The use of "love of Christ" in Romans 8:35 and the "love of God" in 8:39 reflects Paul's focus on joining Christ and God in the experience of the believer without asserting their equality.[28]
In the Epistle to the Ephesians (3:17-19) Paul relates the love of Christ to the knowledge of Christ, and considers the love of Christ as a necessity for knowing him:[7]
- "... to know the love of Christ which is beyond all knowledge, that you may be filled until you reach the fullness of God himself."

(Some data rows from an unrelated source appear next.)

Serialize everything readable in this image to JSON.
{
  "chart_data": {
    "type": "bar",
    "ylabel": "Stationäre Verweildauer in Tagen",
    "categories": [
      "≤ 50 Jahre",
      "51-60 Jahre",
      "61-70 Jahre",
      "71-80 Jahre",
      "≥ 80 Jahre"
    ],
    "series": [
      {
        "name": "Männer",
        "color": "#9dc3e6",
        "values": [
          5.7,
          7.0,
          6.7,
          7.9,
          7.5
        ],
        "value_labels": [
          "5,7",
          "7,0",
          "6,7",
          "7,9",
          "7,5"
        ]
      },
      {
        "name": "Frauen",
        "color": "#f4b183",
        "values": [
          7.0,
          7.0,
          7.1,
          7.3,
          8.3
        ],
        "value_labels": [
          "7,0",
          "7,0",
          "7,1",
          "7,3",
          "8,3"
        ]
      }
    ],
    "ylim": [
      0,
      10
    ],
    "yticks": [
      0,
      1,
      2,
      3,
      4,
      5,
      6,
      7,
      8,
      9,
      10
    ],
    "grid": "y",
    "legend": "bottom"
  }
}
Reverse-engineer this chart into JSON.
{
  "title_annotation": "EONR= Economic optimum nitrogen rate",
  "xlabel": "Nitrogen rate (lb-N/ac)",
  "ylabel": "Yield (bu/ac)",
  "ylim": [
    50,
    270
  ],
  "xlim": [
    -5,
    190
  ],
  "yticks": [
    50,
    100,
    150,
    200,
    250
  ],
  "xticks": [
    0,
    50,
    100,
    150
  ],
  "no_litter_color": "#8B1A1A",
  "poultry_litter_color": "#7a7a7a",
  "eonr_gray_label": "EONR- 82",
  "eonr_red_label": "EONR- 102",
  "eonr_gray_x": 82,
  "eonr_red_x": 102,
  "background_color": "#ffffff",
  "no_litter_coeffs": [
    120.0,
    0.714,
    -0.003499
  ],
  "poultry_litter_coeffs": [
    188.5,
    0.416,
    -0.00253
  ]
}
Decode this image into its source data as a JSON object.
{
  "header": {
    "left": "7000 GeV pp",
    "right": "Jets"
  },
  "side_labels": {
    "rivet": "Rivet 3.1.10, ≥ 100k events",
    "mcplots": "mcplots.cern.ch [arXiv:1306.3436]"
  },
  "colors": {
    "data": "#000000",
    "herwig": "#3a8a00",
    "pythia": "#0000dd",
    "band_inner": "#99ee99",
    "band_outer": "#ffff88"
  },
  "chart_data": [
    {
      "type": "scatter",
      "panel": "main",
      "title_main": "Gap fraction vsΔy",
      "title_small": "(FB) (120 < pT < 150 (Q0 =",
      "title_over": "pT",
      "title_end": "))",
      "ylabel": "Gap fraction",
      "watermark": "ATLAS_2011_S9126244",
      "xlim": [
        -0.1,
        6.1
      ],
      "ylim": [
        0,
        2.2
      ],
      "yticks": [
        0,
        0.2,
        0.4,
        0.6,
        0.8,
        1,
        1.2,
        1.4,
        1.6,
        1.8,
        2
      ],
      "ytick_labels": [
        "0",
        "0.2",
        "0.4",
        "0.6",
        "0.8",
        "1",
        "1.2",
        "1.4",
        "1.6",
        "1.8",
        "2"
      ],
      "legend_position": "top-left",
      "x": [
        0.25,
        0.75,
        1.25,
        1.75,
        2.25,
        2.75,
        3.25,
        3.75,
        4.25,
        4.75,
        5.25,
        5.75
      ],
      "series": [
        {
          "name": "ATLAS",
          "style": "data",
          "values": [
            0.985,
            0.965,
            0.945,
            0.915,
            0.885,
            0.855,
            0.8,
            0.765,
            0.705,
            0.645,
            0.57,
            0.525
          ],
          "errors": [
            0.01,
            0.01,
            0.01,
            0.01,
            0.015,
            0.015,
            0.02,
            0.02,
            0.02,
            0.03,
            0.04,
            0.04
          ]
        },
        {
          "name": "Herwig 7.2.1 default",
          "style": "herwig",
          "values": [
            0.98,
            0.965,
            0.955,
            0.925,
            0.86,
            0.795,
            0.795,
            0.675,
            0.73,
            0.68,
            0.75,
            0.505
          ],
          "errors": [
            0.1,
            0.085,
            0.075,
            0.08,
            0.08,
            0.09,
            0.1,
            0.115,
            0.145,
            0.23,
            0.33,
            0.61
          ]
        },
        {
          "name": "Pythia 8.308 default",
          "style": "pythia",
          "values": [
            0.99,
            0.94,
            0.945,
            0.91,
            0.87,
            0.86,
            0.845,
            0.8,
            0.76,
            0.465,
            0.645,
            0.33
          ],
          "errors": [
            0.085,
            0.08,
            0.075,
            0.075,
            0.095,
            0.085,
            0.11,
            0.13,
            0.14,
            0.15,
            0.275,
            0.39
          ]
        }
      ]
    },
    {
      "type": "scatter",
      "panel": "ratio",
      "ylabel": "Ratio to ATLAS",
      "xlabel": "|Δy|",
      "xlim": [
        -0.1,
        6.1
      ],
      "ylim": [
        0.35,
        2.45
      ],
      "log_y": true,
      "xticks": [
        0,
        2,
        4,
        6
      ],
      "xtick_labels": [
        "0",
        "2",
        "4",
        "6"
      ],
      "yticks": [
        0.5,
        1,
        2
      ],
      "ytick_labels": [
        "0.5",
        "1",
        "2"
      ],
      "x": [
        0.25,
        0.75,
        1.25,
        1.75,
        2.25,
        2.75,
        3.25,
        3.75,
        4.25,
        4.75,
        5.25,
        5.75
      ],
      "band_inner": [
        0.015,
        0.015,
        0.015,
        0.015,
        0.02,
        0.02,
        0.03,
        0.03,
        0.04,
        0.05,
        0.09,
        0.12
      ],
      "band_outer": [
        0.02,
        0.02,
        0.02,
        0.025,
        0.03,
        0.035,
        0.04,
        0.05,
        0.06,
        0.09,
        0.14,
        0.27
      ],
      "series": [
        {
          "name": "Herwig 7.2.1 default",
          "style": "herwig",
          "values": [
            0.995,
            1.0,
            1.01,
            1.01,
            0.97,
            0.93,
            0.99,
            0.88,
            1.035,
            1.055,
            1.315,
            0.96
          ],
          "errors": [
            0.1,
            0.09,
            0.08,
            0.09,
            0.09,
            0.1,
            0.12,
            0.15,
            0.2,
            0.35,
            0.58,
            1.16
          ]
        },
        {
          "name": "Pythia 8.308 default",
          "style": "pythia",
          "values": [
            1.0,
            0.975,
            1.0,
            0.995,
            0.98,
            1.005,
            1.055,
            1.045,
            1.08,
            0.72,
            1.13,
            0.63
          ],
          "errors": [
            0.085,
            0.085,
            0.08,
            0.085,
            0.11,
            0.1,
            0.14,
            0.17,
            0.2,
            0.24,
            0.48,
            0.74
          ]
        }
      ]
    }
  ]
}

Paul views the knowledge of Christ obtained through the "immeasurable love of Christ" (as in Ephesians 3:17-19) as surpassing other forms of spiritual knowledge, as in 1 Corinthians 2:12 which considers "spiritual knowledge" as divine knowledge acting within the human mind.[27]
Later Christian writers
Saint Augustine referred to Ephesians 3:14 and suggested that the bowing of the knees to the Father is the best way to come to know the love of Christ.[29] Then building on the concept that "the common love of truth unites people, the common love of Christ unites all Christians," Augustine taught that faith in Christ implies community in the Church, and that the goal of Christians should be the unity of mankind.[30]
Saint Benedict emphasized the importance of the love of Christ to his monks, and in keeping with the rest of his Christology, focused on the non-earthly aspects.[31] Benedict wanted his monks to love Christ as "he had loved us", and again stated the reflexive nature of the love: "prefer nothing to Christ, for he preferred nothing to us".[8][31] The Rule of Benedict also reminds the monks of the presence of Christ in the most humble and the least powerful of men, who can nonetheless experience and manifest a deep love of Christ.[31]
Saint Thomas Aquinas viewed the perfect love of Christ for humanity as a key element of his willing sacrifice as the Lamb of God and stated that although both Christ and God the Father had the power to restrain those who killed Christ on Calvary, neither did, due to the perfection of the love of Christ.[9] Referring to 1 John and Ephesians, Aquinas stated that given that "perfect love" casts out fear, Christ had no fear, for the love of Christ was all-perfect.[10] Aquinas also emphasized the importance of avoiding distractions that would separate those in religious life from their love of Christ.[32]
Saint Teresa of Avila considered perfect love to be an imitation of the love of Christ.[11] For her, the path to perfect love included a constant awareness of the love received from God, and the acknowledgement that nothing in the human soul has a claim to the outpouring of God's unconditional love.[11]